這時,於是議論紛紜起來了。有的說:「和唐雁老行禮時,唐雁老一拱手,連稱不敢當,客氣得很。」有的說:「我那張名片,他看了好幾遍,他的意思,好像是認識我。」有的說:「我的名片,他還揣了起來呢。」汪炳貴在屋子裡聽了,實在忍不住,便走了出來說道:「你們還不是看見我進去,跟著進去的嗎?其實我進去,並不是瞎撞。因為彭老先生很看得起我,常常叫我到他老人家屋子裡去,教訓一番。我受了他老人家這樣的深恩,只當父輩看待。
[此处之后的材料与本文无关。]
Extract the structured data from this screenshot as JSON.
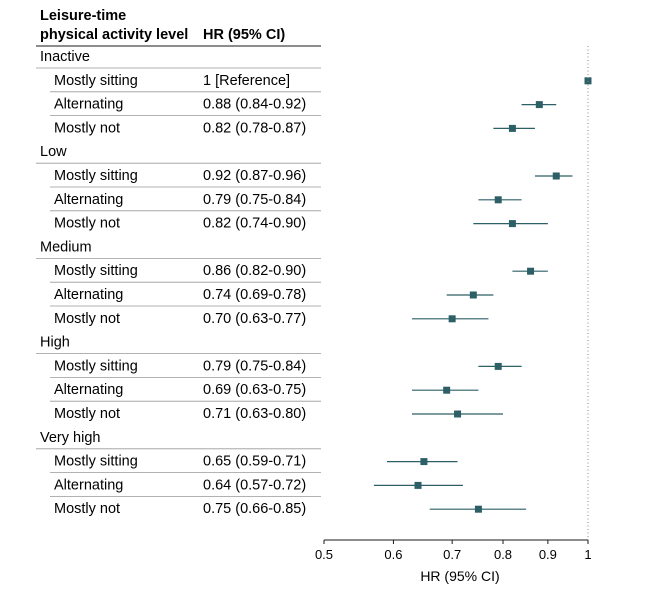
{
  "header": {
    "col1_line1": "Leisure-time",
    "col1_line2": "physical activity level",
    "col2": "HR (95% CI)"
  },
  "chart_data": {
    "type": "forest",
    "xlabel": "HR (95% CI)",
    "xscale": "log",
    "xlim": [
      0.5,
      1
    ],
    "xticks": [
      0.5,
      0.6,
      0.7,
      0.8,
      0.9,
      1
    ],
    "xtick_labels": [
      "0.5",
      "0.6",
      "0.7",
      "0.8",
      "0.9",
      "1"
    ],
    "reference_line": 1,
    "groups": [
      {
        "label": "Inactive",
        "rows": [
          {
            "label": "Mostly sitting",
            "hr_text": "1 [Reference]",
            "hr": 1,
            "lo": 1,
            "hi": 1
          },
          {
            "label": "Alternating",
            "hr_text": "0.88 (0.84-0.92)",
            "hr": 0.88,
            "lo": 0.84,
            "hi": 0.92
          },
          {
            "label": "Mostly not",
            "hr_text": "0.82 (0.78-0.87)",
            "hr": 0.82,
            "lo": 0.78,
            "hi": 0.87
          }
        ]
      },
      {
        "label": "Low",
        "rows": [
          {
            "label": "Mostly sitting",
            "hr_text": "0.92 (0.87-0.96)",
            "hr": 0.92,
            "lo": 0.87,
            "hi": 0.96
          },
          {
            "label": "Alternating",
            "hr_text": "0.79 (0.75-0.84)",
            "hr": 0.79,
            "lo": 0.75,
            "hi": 0.84
          },
          {
            "label": "Mostly not",
            "hr_text": "0.82 (0.74-0.90)",
            "hr": 0.82,
            "lo": 0.74,
            "hi": 0.9
          }
        ]
      },
      {
        "label": "Medium",
        "rows": [
          {
            "label": "Mostly sitting",
            "hr_text": "0.86 (0.82-0.90)",
            "hr": 0.86,
            "lo": 0.82,
            "hi": 0.9
          },
          {
            "label": "Alternating",
            "hr_text": "0.74 (0.69-0.78)",
            "hr": 0.74,
            "lo": 0.69,
            "hi": 0.78
          },
          {
            "label": "Mostly not",
            "hr_text": "0.70 (0.63-0.77)",
            "hr": 0.7,
            "lo": 0.63,
            "hi": 0.77
          }
        ]
      },
      {
        "label": "High",
        "rows": [
          {
            "label": "Mostly sitting",
            "hr_text": "0.79 (0.75-0.84)",
            "hr": 0.79,
            "lo": 0.75,
            "hi": 0.84
          },
          {
            "label": "Alternating",
            "hr_text": "0.69 (0.63-0.75)",
            "hr": 0.69,
            "lo": 0.63,
            "hi": 0.75
          },
          {
            "label": "Mostly not",
            "hr_text": "0.71 (0.63-0.80)",
            "hr": 0.71,
            "lo": 0.63,
            "hi": 0.8
          }
        ]
      },
      {
        "label": "Very high",
        "rows": [
          {
            "label": "Mostly sitting",
            "hr_text": "0.65 (0.59-0.71)",
            "hr": 0.65,
            "lo": 0.59,
            "hi": 0.71
          },
          {
            "label": "Alternating",
            "hr_text": "0.64 (0.57-0.72)",
            "hr": 0.64,
            "lo": 0.57,
            "hi": 0.72
          },
          {
            "label": "Mostly not",
            "hr_text": "0.75 (0.66-0.85)",
            "hr": 0.75,
            "lo": 0.66,
            "hi": 0.85
          }
        ]
      }
    ],
    "colors": {
      "marker": "#2d5f66",
      "ci_line": "#2d5f66",
      "rule": "#999999",
      "text": "#1a1a1a"
    }
  }
}
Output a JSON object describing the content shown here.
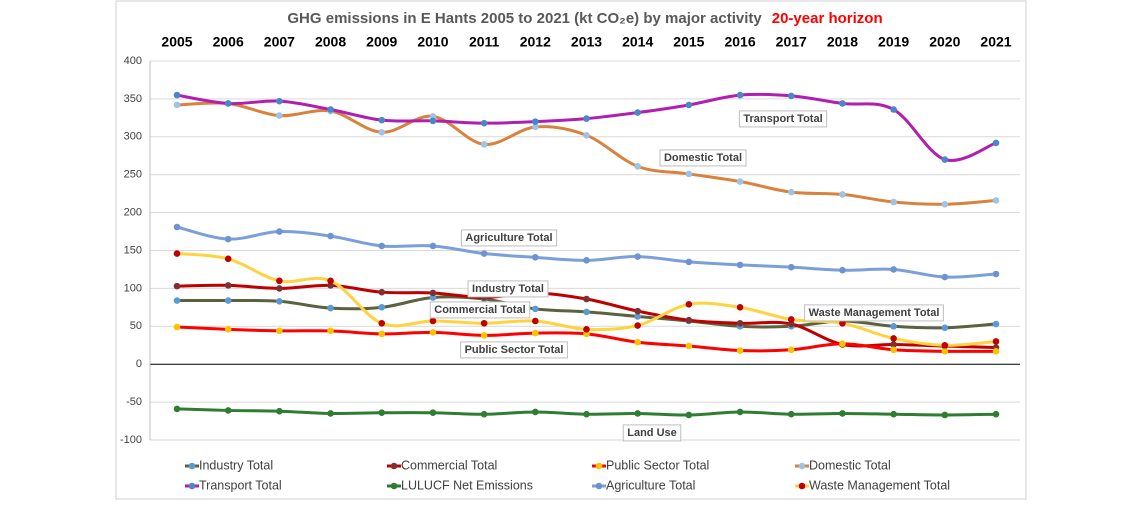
{
  "chart_data": {
    "type": "line",
    "title": "GHG emissions in E Hants 2005 to 2021 (kt CO₂e) by major activity",
    "subtitle": "20-year horizon",
    "categories": [
      "2005",
      "2006",
      "2007",
      "2008",
      "2009",
      "2010",
      "2011",
      "2012",
      "2013",
      "2014",
      "2015",
      "2016",
      "2017",
      "2018",
      "2019",
      "2020",
      "2021"
    ],
    "ylim": [
      -100,
      400
    ],
    "yticks": [
      -100,
      -50,
      0,
      50,
      100,
      150,
      200,
      250,
      300,
      350,
      400
    ],
    "grid": true,
    "legend": "bottom",
    "series": [
      {
        "name": "Industry Total",
        "color": "#5b623f",
        "marker_color": "#5b9bd5",
        "values": [
          84,
          84,
          83,
          74,
          75,
          88,
          86,
          73,
          69,
          63,
          57,
          50,
          50,
          57,
          50,
          48,
          53
        ]
      },
      {
        "name": "Commercial Total",
        "color": "#c00000",
        "marker_color": "#7f3030",
        "values": [
          103,
          104,
          100,
          104,
          95,
          94,
          88,
          94,
          86,
          70,
          58,
          54,
          53,
          26,
          26,
          24,
          22
        ]
      },
      {
        "name": "Public Sector Total",
        "color": "#ff0000",
        "marker_color": "#ffc000",
        "values": [
          49,
          46,
          44,
          44,
          40,
          42,
          38,
          41,
          40,
          29,
          24,
          18,
          19,
          27,
          19,
          17,
          17
        ]
      },
      {
        "name": "Domestic Total",
        "color": "#d9823e",
        "marker_color": "#9dc3e6",
        "values": [
          342,
          344,
          328,
          334,
          306,
          327,
          290,
          313,
          302,
          261,
          251,
          241,
          227,
          224,
          214,
          211,
          216
        ]
      },
      {
        "name": "Transport Total",
        "color": "#b01fb0",
        "marker_color": "#4a86c8",
        "values": [
          355,
          344,
          347,
          336,
          322,
          321,
          318,
          320,
          324,
          332,
          342,
          355,
          354,
          344,
          336,
          270,
          292
        ]
      },
      {
        "name": "LULUCF Net Emissions",
        "color": "#2e7d32",
        "marker_color": "#2e7d32",
        "values": [
          -59,
          -61,
          -62,
          -65,
          -64,
          -64,
          -66,
          -63,
          -66,
          -65,
          -67,
          -63,
          -66,
          -65,
          -66,
          -67,
          -66
        ]
      },
      {
        "name": "Agriculture Total",
        "color": "#7b9fd9",
        "marker_color": "#6f93d0",
        "values": [
          181,
          165,
          175,
          169,
          156,
          156,
          146,
          141,
          137,
          142,
          135,
          131,
          128,
          124,
          125,
          115,
          119
        ]
      },
      {
        "name": "Waste Management Total",
        "color": "#ffd23f",
        "marker_color": "#c00000",
        "values": [
          146,
          139,
          110,
          110,
          54,
          57,
          54,
          57,
          46,
          51,
          79,
          75,
          59,
          54,
          34,
          25,
          30
        ]
      }
    ],
    "annotations": [
      "Transport Total",
      "Domestic Total",
      "Agriculture Total",
      "Industry Total",
      "Commercial Total",
      "Public Sector Total",
      "Waste Management Total",
      "Land Use"
    ]
  }
}
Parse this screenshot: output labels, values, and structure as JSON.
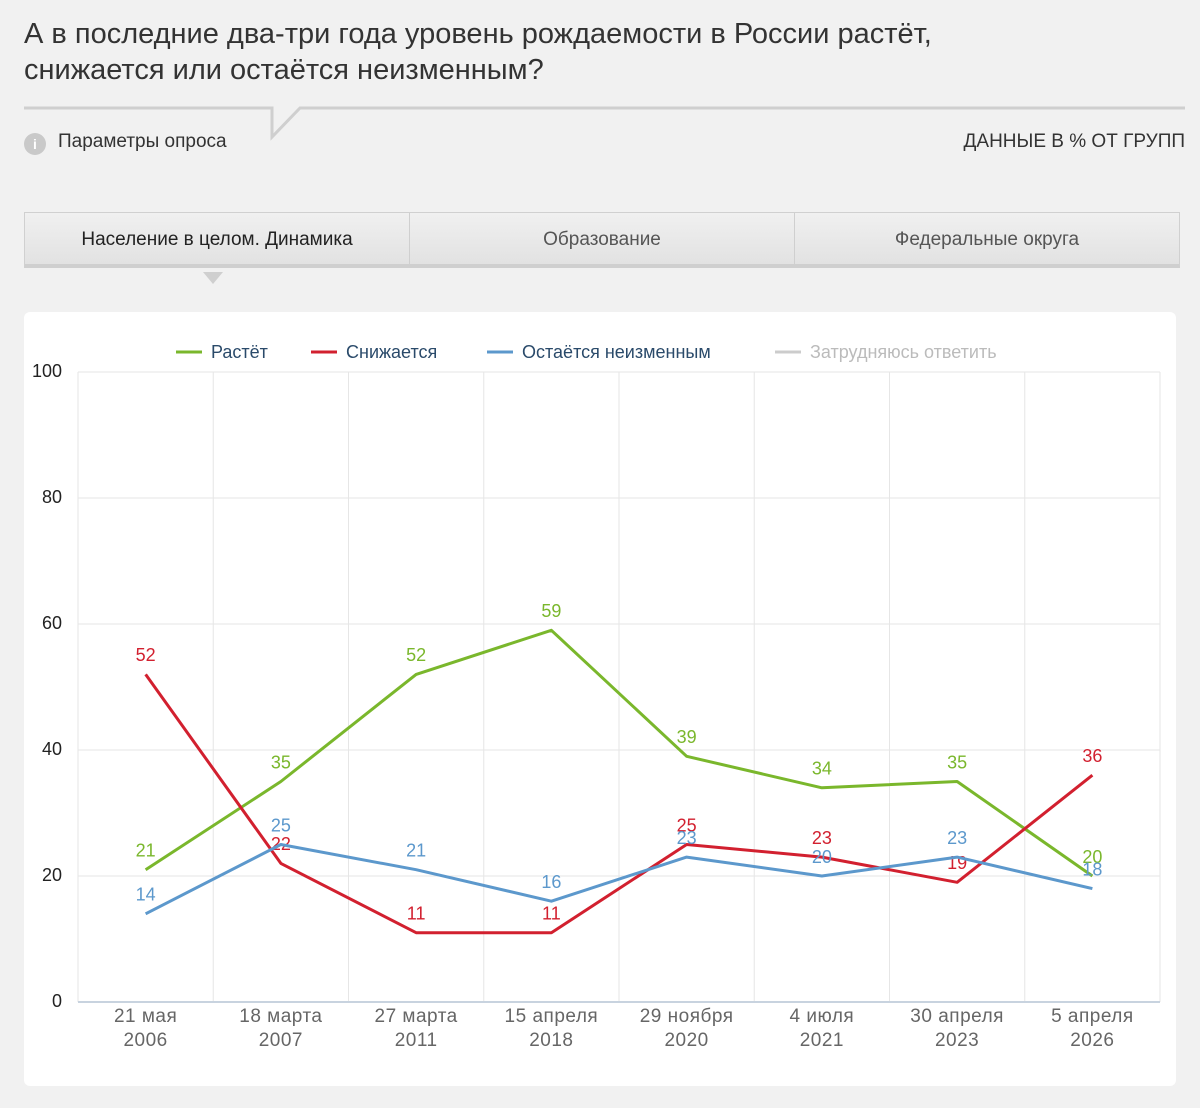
{
  "header": {
    "title": "А в последние два-три года уровень рождаемости в России растёт, снижается или остаётся неизменным?",
    "params": "Параметры опроса",
    "units": "ДАННЫЕ В % ОТ ГРУПП"
  },
  "tabs": [
    "Население в целом. Динамика",
    "Образование",
    "Федеральные округа"
  ],
  "chart_data": {
    "type": "line",
    "categories": [
      "21 мая\n2006",
      "18 марта\n2007",
      "27 марта\n2011",
      "15 апреля\n2018",
      "29 ноября\n2020",
      "4 июля\n2021",
      "30 апреля\n2023",
      "5 апреля\n2026"
    ],
    "series": [
      {
        "name": "Растёт",
        "color": "#7ab72c",
        "values": [
          21,
          35,
          52,
          59,
          39,
          34,
          35,
          20
        ]
      },
      {
        "name": "Снижается",
        "color": "#d2202f",
        "values": [
          52,
          22,
          11,
          11,
          25,
          23,
          19,
          36
        ]
      },
      {
        "name": "Остаётся неизменным",
        "color": "#5c98cc",
        "values": [
          14,
          25,
          21,
          16,
          23,
          20,
          23,
          18
        ]
      },
      {
        "name": "Затрудняюсь ответить",
        "color": "#cccccc",
        "visible": false,
        "values": [
          null,
          null,
          null,
          null,
          null,
          null,
          null,
          null
        ]
      }
    ],
    "ylim": [
      0,
      100
    ],
    "yticks": [
      0,
      20,
      40,
      60,
      80,
      100
    ],
    "grid": true,
    "legend": "top"
  }
}
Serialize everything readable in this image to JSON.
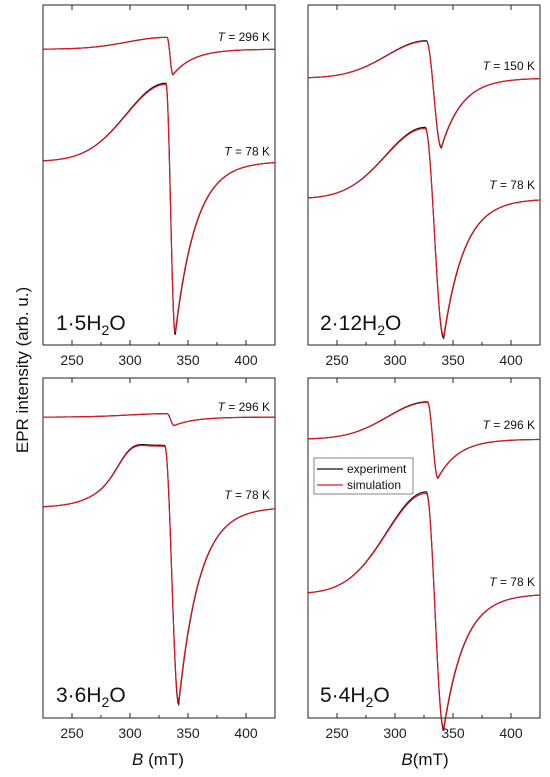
{
  "figure": {
    "ylabel": "EPR intensity (arb. u.)",
    "xlabel_left": {
      "var": "B",
      "unit": " (mT)"
    },
    "xlabel_right": {
      "var": "B",
      "unit": "(mT)"
    }
  },
  "legend": {
    "items": [
      "experiment",
      "simulation"
    ]
  },
  "colors": {
    "experiment": "#111111",
    "simulation": "#e8141e"
  },
  "chart_data": [
    {
      "type": "line",
      "panel": "top-left",
      "sample": {
        "main": "1·5H",
        "sub": "2",
        "tail": "O"
      },
      "xlim": [
        225,
        425
      ],
      "xticks": [
        250,
        300,
        350,
        400
      ],
      "series": [
        {
          "name": "experiment",
          "temperature": "T = 296 K",
          "baseline": 0.87,
          "peak_x": 332,
          "peak": 0.035,
          "trough_x": 337,
          "trough": -0.075
        },
        {
          "name": "experiment",
          "temperature": "T = 78 K",
          "baseline": 0.54,
          "peak_x": 331,
          "peak": 0.23,
          "trough_x": 339,
          "trough": -0.51
        }
      ]
    },
    {
      "type": "line",
      "panel": "top-right",
      "sample": {
        "main": "2·12H",
        "sub": "2",
        "tail": "O"
      },
      "xlim": [
        225,
        425
      ],
      "xticks": [
        250,
        300,
        350,
        400
      ],
      "series": [
        {
          "name": "experiment",
          "temperature": "T = 150 K",
          "baseline": 0.785,
          "peak_x": 327,
          "peak": 0.11,
          "trough_x": 340,
          "trough": -0.205
        },
        {
          "name": "experiment",
          "temperature": "T = 78 K",
          "baseline": 0.43,
          "peak_x": 326,
          "peak": 0.21,
          "trough_x": 342,
          "trough": -0.41
        }
      ]
    },
    {
      "type": "line",
      "panel": "bottom-left",
      "sample": {
        "main": "3·6H",
        "sub": "2",
        "tail": "O"
      },
      "xlim": [
        225,
        425
      ],
      "xticks": [
        250,
        300,
        350,
        400
      ],
      "series": [
        {
          "name": "experiment",
          "temperature": "T = 296 K",
          "baseline": 0.885,
          "peak_x": 332,
          "peak": 0.01,
          "trough_x": 338,
          "trough": -0.025
        },
        {
          "name": "experiment",
          "temperature": "T = 78 K",
          "baseline": 0.62,
          "peak_x": 330,
          "peak": 0.18,
          "trough_x": 342,
          "trough": -0.58,
          "shoulder_x": 300,
          "shoulder": 0.08
        }
      ]
    },
    {
      "type": "line",
      "panel": "bottom-right",
      "sample": {
        "main": "5·4H",
        "sub": "2",
        "tail": "O"
      },
      "xlim": [
        225,
        425
      ],
      "xticks": [
        250,
        300,
        350,
        400
      ],
      "series": [
        {
          "name": "experiment",
          "temperature": "T = 296 K",
          "baseline": 0.82,
          "peak_x": 328,
          "peak": 0.11,
          "trough_x": 337,
          "trough": -0.115
        },
        {
          "name": "experiment",
          "temperature": "T = 78 K",
          "baseline": 0.365,
          "peak_x": 327,
          "peak": 0.3,
          "trough_x": 342,
          "trough": -0.4
        }
      ]
    }
  ]
}
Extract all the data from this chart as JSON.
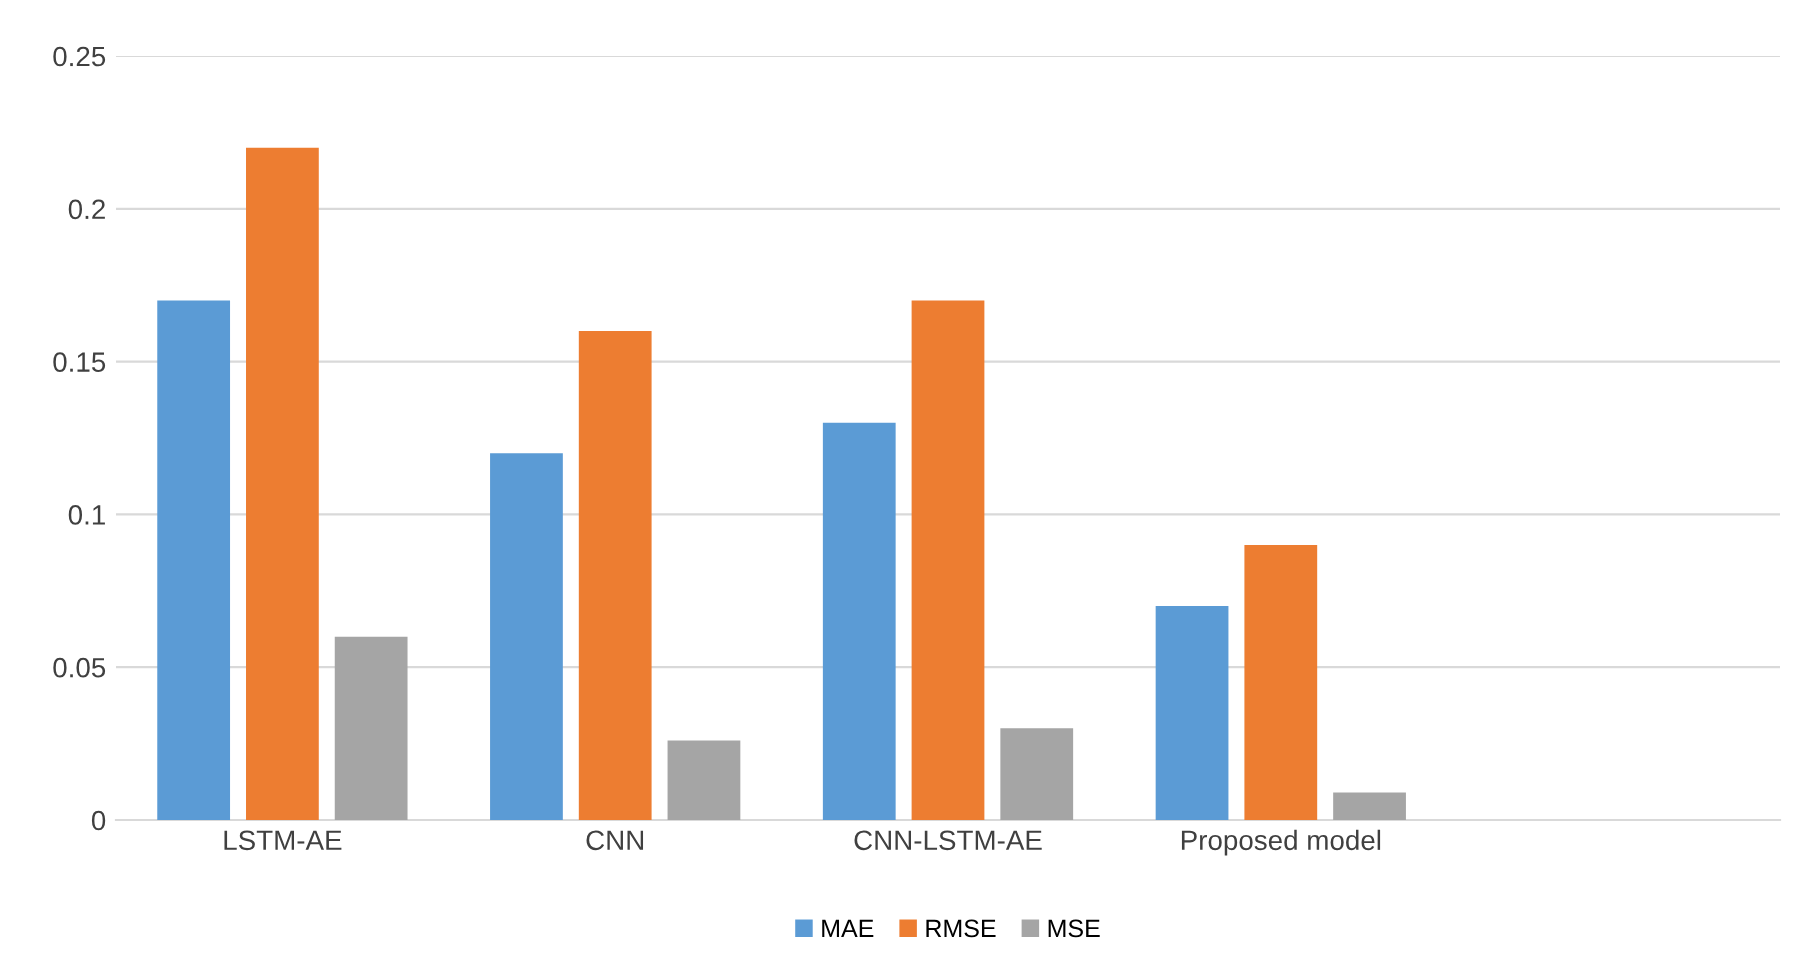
{
  "chart_data": {
    "type": "bar",
    "categories": [
      "LSTM-AE",
      "CNN",
      "CNN-LSTM-AE",
      "Proposed model",
      null
    ],
    "series": [
      {
        "name": "MAE",
        "color": "#5b9bd5",
        "values": [
          0.17,
          0.12,
          0.13,
          0.07,
          null
        ]
      },
      {
        "name": "RMSE",
        "color": "#ed7d31",
        "values": [
          0.22,
          0.16,
          0.17,
          0.09,
          null
        ]
      },
      {
        "name": "MSE",
        "color": "#a5a5a5",
        "values": [
          0.06,
          0.026,
          0.03,
          0.009,
          null
        ]
      }
    ],
    "ylim": [
      0,
      0.25
    ],
    "yticks": [
      0,
      0.05,
      0.1,
      0.15,
      0.2,
      0.25
    ],
    "grid": "y",
    "legend": "bottom"
  }
}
現在唐總理來拜會彭老先生,以我和彭老先生的關係,怎能夠不去行一個禮呢?」大家聽說,都羨慕汪炳貴和彭如心說得來,讓他大吹一頓,不敢去駁他。正說時長班也走了來,笑著說道:「今天我們風頭真出足了,門口停了一輛大汽車,又有幾個護兵,街坊都打聽來了什麼人。我說是前任國務總理,來拜會我們館裡的先生。他們都說,我們會館裡先生,一定要得好差事,還說我也要抖起來呢。」汪炳貴道:「你好好地伺候彭老爺吧,過兩天讓我在他老人家面前提一提,給你也找一個事。我們會館裡,自從上屆文官,一個也沒考取以後,倒霉也倒夠了。現在有一個國務總理來一會,也許就連帶著轉運了。」長班道:「那敢情好,我也是這樣望呢。」汪炳貴道:「那一點兒沒有錯的。國務總理就是從前的宰相,宰相是文曲星呢。人家蓋屋上樑,都寫著吉星高照的條子,取個兆頭兒。現在文曲星照到屋子裡來了,有個不走運的嗎?」說時,只聽見有人鼓掌大笑,走了出來。要知笑的什麼,且聽下回分解。